Growing up in Queens, New York, little Iris was the only child at family events. Her grandmother would open a giant bag of fabric, filled with every color and pattern, and let her play with fabric scraps. This inspired a lifelong love of fashion. Famous for her eclectic style, built around oversized glasses, bright colors, and bold jewelry, Iris was the subject of an exhibit at the Metropolitan Museum of Art when she was just 84 years young. This inspiring book features stylish and quirky illustrations and extra facts at the back, including a biographical timeline with historical photos and a detailed profile of the style icon’s life.”

Where Three Oceans Meet by Rajani LaRocca, Illustrated by Archana Sreenivasan

“A child, mother, and grandmother travel all the way to the end of the earth in this picture book that celebrates multigenerational love—perfect for fans of Drawn Together and Alma.

“I want to see what’s at the end of the earth!”

Sejal, Mommy, and Pati travel together to the southern tip of India. Along the way, they share meals, visit markets, and catch up with old friends.
For Pati, the trip retraces spaces she knows well. For Mommy, it’s a return to the place she grew up. For Sejal, it’s a discovery of new sights and sounds. The family finds their way to Kanyakumari, where three oceans meet, and delight in making it to the end of the earth together.
This own voices picture book celebrates the beauty of India and the enduring love of family.”

Chapter Books

She Persisted: Ruby Bridges by Kekla Magoon, Illustrated by Gillian Flint

“Inspired by the #1 New York Times bestseller She Persisted by Chelsea Clinton and Alexandra Boiger comes a chapter book series about women who stood up, spoke up and rose up against the odds!

In this chapter book biography by NAACP Image Award-winning author and Coretta Scott King Honor recipient Kekla Magoon, readers learn about the amazing life of Ruby Bridges–and how she persisted.
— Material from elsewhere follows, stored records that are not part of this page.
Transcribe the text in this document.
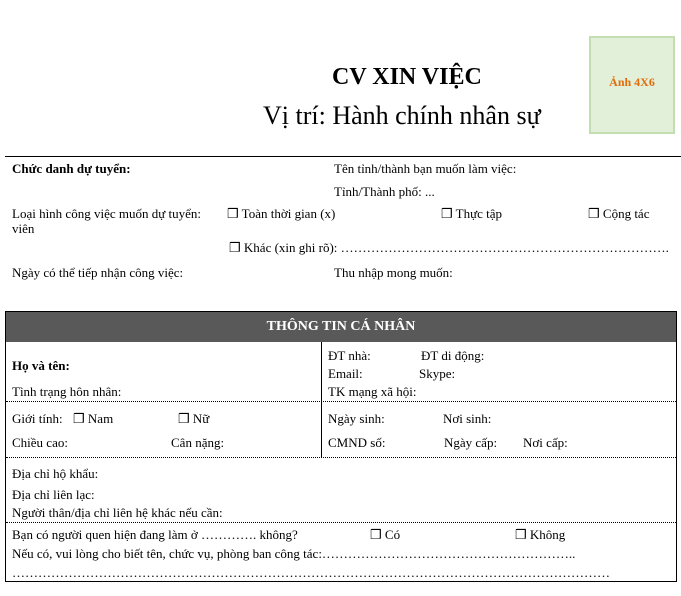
CV XIN VIỆC
Vị trí: Hành chính nhân sự
Ảnh 4X6
Chức danh dự tuyển:	Tên tỉnh/thành bạn muốn làm việc:
Tỉnh/Thành phố: ...
Loại hình công việc muốn dự tuyển: ❒ Toàn thời gian (x)	❒ Thực tập	❒ Cộng tác
viên
❒ Khác (xin ghi rõ): ………………………………………………………………….
Ngày có thể tiếp nhận công việc:	Thu nhập mong muốn:
THÔNG TIN CÁ NHÂN
Họ và tên:
Tình trạng hôn nhân:
ĐT nhà:	ĐT di động:
Email:	Skype:
TK mạng xã hội:
Giới tính: ❒ Nam	❒ Nữ
Chiều cao:	Cân nặng:
Ngày sinh:	Nơi sinh:
CMND số:	Ngày cấp: Nơi cấp:
Địa chỉ hộ khẩu:
Địa chỉ liên lạc:
Người thân/địa chỉ liên hệ khác nếu cần:
Bạn có người quen hiện đang làm ở …………. không?	❒ Có	❒ Không
Nếu có, vui lòng cho biết tên, chức vụ, phòng ban công tác:…………………………………………………..
…………………………………………………………………………………………………………………………
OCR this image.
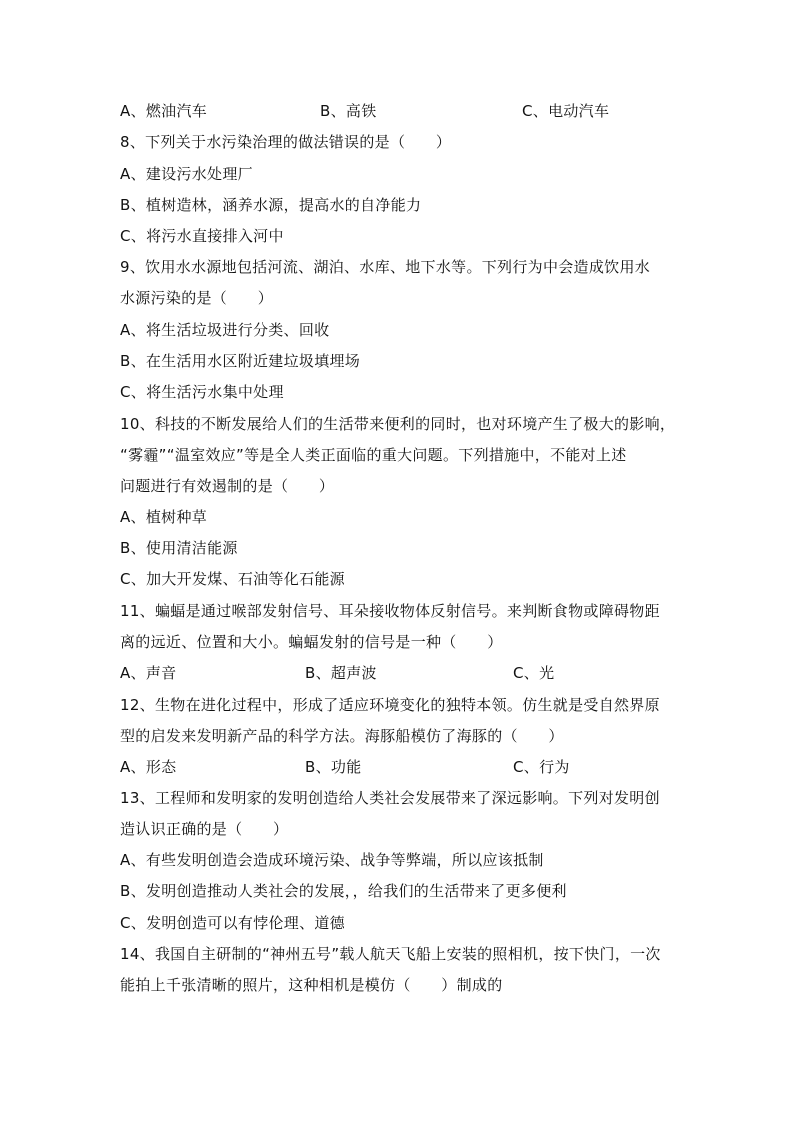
A、燃油汽车	B、高铁	C、电动汽车
8、下列关于水污染治理的做法错误的是（　　）
A、建设污水处理厂
B、植树造林，涵养水源，提高水的自净能力
C、将污水直接排入河中
9、饮用水水源地包括河流、湖泊、水库、地下水等。下列行为中会造成饮用水
水源污染的是（　　）
A、将生活垃圾进行分类、回收
B、在生活用水区附近建垃圾填埋场
C、将生活污水集中处理
10、科技的不断发展给人们的生活带来便利的同时，也对环境产生了极大的影响，
“雾霾”“温室效应”等是全人类正面临的重大问题。下列措施中，不能对上述
问题进行有效遏制的是（　　）
A、植树种草
B、使用清洁能源
C、加大开发煤、石油等化石能源
11、蝙蝠是通过喉部发射信号、耳朵接收物体反射信号。来判断食物或障碍物距
离的远近、位置和大小。蝙蝠发射的信号是一种（　　）
A、声音	B、超声波	C、光
12、生物在进化过程中，形成了适应环境变化的独特本领。仿生就是受自然界原
型的启发来发明新产品的科学方法。海豚船模仿了海豚的（　　）
A、形态	B、功能	C、行为
13、工程师和发明家的发明创造给人类社会发展带来了深远影响。下列对发明创
造认识正确的是（　　）
A、有些发明创造会造成环境污染、战争等弊端，所以应该抵制
B、发明创造推动人类社会的发展，，给我们的生活带来了更多便利
C、发明创造可以有悖伦理、道德
14、我国自主研制的“神州五号”载人航天飞船上安装的照相机，按下快门，一次
能拍上千张清晰的照片，这种相机是模仿（　　）制成的
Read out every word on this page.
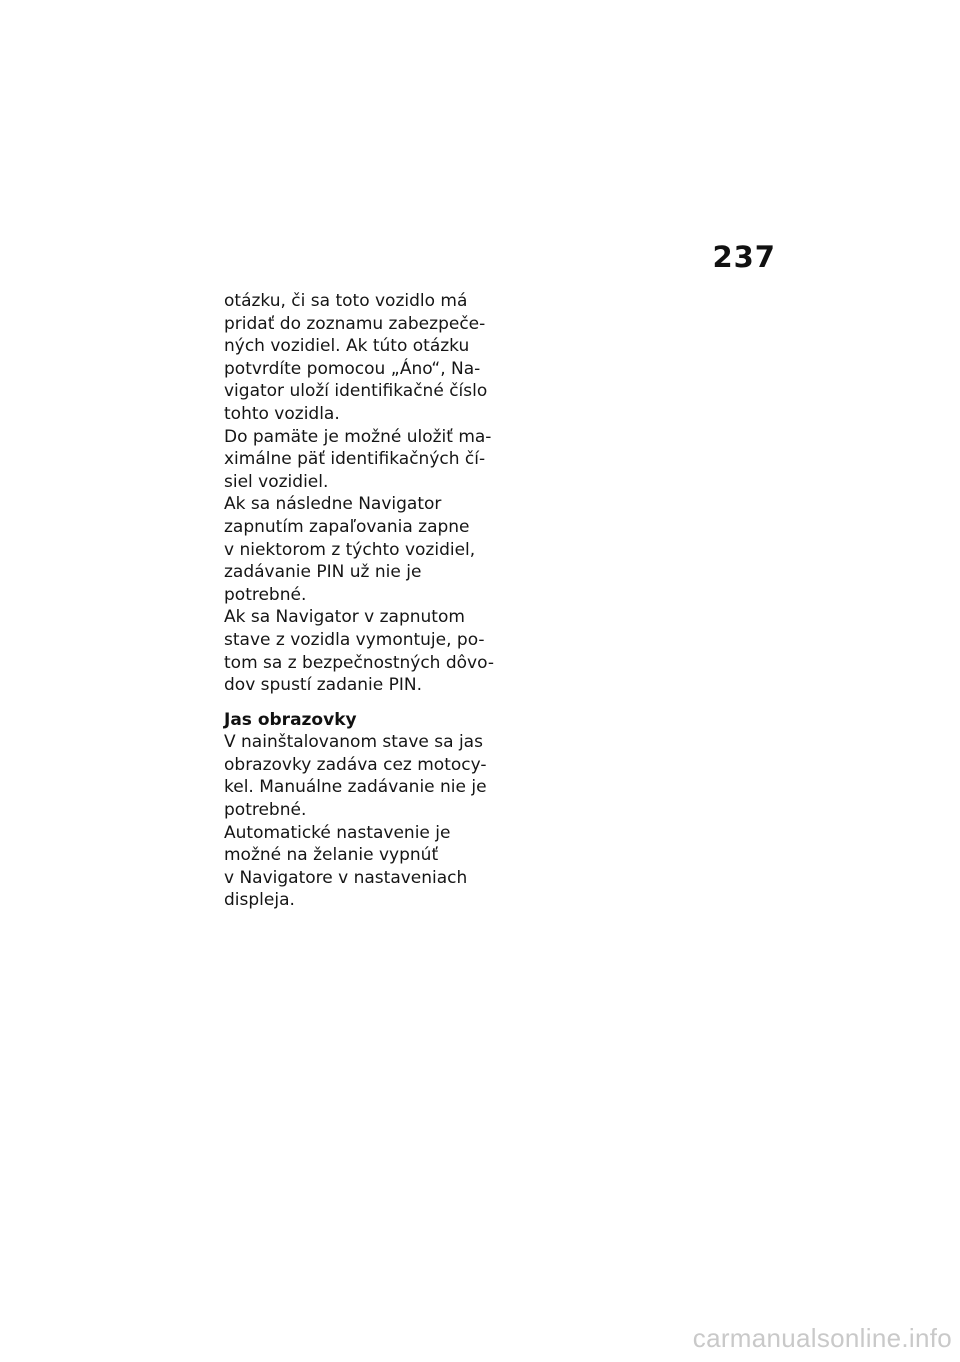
237
otázku, či sa toto vozidlo má
pridať do zoznamu zabezpeče-
ných vozidiel. Ak túto otázku
potvrdíte pomocou „Áno“, Na-
vigator uloží identifikačné číslo
tohto vozidla.
Do pamäte je možné uložiť ma-
ximálne päť identifikačných čí-
siel vozidiel.
Ak sa následne Navigator
zapnutím zapaľovania zapne
v niektorom z týchto vozidiel,
zadávanie PIN už nie je
potrebné.
Ak sa Navigator v zapnutom
stave z vozidla vymontuje, po-
tom sa z bezpečnostných dôvo-
dov spustí zadanie PIN.
Jas obrazovky
V nainštalovanom stave sa jas
obrazovky zadáva cez motocy-
kel. Manuálne zadávanie nie je
potrebné.
Automatické nastavenie je
možné na želanie vypnúť
v Navigatore v nastaveniach
displeja.
carmanualsonline.info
As a first grader, Ruby Bridges was the first Black student to integrate William Frantz Elementary School in New Orleans, Louisiana. This was no easy task, especially for a six-year-old. Ruby’s bravery and perseverance inspired children and adults alike to fight for equality and social justice. Perfect for back-to-school reading!

Complete with an introduction from Chelsea Clinton, black-and-white illustrations throughout, and a list of ways that readers can follow in Ruby Bridges’s footsteps and make a difference!”

Middle Grade

Carry Me Home by Janet Fox

“Twelve-year-old Lulu and her younger sister, Serena, have a secret. As Daddy always says, “it’s best if we keep it to ourselves,” and so they have. But hiding your past is one thing. Hiding where you live—and that your Daddy has gone missing—is harder.
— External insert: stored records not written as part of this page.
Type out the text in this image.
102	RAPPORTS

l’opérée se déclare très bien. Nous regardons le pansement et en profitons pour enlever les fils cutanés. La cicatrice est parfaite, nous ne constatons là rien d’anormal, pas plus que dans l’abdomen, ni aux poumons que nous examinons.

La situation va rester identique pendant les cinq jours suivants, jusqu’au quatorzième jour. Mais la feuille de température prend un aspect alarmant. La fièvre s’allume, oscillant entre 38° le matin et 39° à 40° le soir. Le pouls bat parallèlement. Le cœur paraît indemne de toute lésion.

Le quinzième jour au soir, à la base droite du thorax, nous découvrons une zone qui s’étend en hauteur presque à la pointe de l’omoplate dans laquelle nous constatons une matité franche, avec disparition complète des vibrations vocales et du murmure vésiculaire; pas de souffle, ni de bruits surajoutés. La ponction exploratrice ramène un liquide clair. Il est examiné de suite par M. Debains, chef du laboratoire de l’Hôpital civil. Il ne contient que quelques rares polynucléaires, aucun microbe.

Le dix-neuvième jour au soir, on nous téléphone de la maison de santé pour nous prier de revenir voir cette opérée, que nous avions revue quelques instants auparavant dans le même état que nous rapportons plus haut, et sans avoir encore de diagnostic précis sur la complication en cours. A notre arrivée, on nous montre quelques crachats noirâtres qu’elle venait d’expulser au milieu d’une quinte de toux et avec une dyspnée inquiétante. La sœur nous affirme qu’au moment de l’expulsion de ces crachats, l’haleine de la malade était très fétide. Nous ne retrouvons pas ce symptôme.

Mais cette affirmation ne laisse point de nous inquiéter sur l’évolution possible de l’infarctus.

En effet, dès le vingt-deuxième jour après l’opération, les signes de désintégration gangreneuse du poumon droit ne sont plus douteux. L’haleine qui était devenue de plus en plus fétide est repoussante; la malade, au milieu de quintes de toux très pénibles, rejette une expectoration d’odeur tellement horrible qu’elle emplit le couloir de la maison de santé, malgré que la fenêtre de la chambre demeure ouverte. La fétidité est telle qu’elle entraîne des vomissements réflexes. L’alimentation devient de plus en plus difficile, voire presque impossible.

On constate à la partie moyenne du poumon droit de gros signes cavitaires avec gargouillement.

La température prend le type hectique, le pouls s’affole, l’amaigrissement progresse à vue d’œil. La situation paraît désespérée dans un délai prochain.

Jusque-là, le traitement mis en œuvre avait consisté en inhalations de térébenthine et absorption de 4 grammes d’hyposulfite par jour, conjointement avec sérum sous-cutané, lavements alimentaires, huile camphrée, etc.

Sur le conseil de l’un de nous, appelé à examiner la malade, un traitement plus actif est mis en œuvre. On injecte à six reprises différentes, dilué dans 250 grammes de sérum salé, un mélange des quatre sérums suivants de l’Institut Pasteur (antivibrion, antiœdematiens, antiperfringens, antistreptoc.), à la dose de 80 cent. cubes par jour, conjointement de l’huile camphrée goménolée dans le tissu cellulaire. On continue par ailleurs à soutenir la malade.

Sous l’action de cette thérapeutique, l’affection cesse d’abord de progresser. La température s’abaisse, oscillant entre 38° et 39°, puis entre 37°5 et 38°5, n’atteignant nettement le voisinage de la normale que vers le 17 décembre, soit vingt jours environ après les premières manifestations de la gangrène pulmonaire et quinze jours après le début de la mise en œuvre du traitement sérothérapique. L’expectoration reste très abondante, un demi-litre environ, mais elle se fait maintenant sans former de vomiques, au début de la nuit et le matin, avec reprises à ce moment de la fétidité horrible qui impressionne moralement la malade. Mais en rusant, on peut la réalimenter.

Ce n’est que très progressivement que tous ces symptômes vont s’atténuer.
At first Lulu isn’t worried. Daddy has gone away once before and he came back. But as the days add up, with no sign of Daddy, Lulu struggles to take care of all the responsibilities they used to manage as a family.
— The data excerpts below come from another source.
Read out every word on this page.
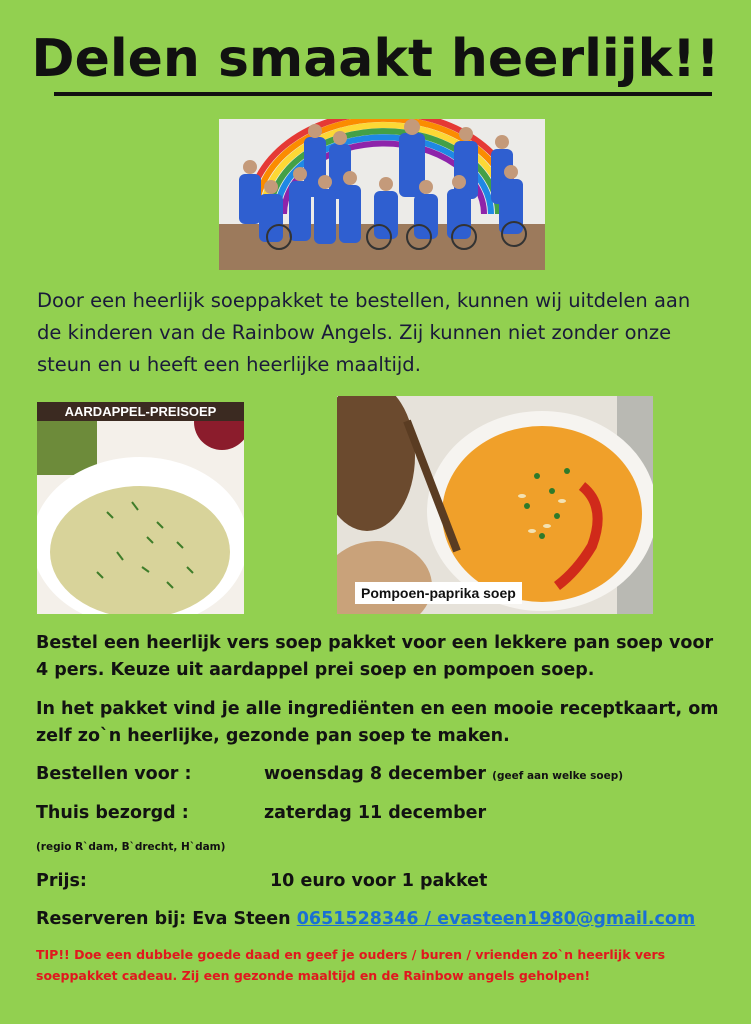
Delen smaakt heerlijk!!
Door een heerlijk soeppakket te bestellen, kunnen wij uitdelen aan de kinderen van de Rainbow Angels. Zij kunnen niet zonder onze steun en u heeft een heerlijke maaltijd.
AARDAPPEL-PREISOEP
Pompoen-paprika soep
Bestel een heerlijk vers soep pakket voor een lekkere pan soep voor 4 pers. Keuze uit aardappel prei soep en pompoen soep.
In het pakket vind je alle ingrediënten en een mooie receptkaart, om zelf zo`n heerlijke, gezonde pan soep te maken.
Bestellen voor :	woensdag 8 december (geef aan welke soep)
Thuis bezorgd :	zaterdag 11 december
(regio R`dam, B`drecht, H`dam)
Prijs:	10 euro voor 1 pakket
Reserveren bij: Eva Steen 0651528346 / evasteen1980@gmail.com
TIP!! Doe een dubbele goede daad en geef je ouders / buren / vrienden zo`n heerlijk vers soeppakket cadeau. Zij een gezonde maaltijd en de Rainbow angels geholpen!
Lulu knows that all it takes is one slip-up for their secret to come spilling out, for Lulu and Serena to be separated, and for all the good things that have been happening in school to be lost.

But family is all around us, and Lulu must learn to trust her new friends and community to save those she loves and to finally find her true home.”

Graphic Novels

The Little Wooden Robot and The Log Princess by Tom Gauld

“For years, the king and queen tried desperately to have a baby. Their wish was twice granted when an engineer and a witch gave them a little wooden robot and an enchanted log princess. There’s just one catch, every night when the log princess sleeps, she transforms back into an ordinary log. She can only be woken with the magic words “Awake, little log, awake.”

The two are inseparable until one day when the sleeping log princess is accidentally carted off to parts unknown. Now it’s up to her devoted brother to find her and return her safely to the kingdom. They need to take turns to get each other home, and on the way, they face a host of adventures involving the Queen of Mushrooms, a magic pudding, a baby in a rosebush, and an old lady in a bottle.”

That’s all I have for today. I hope you all enjoyed reading about these new releases, and hopefully you found one or two to add to your young reader’s shelves!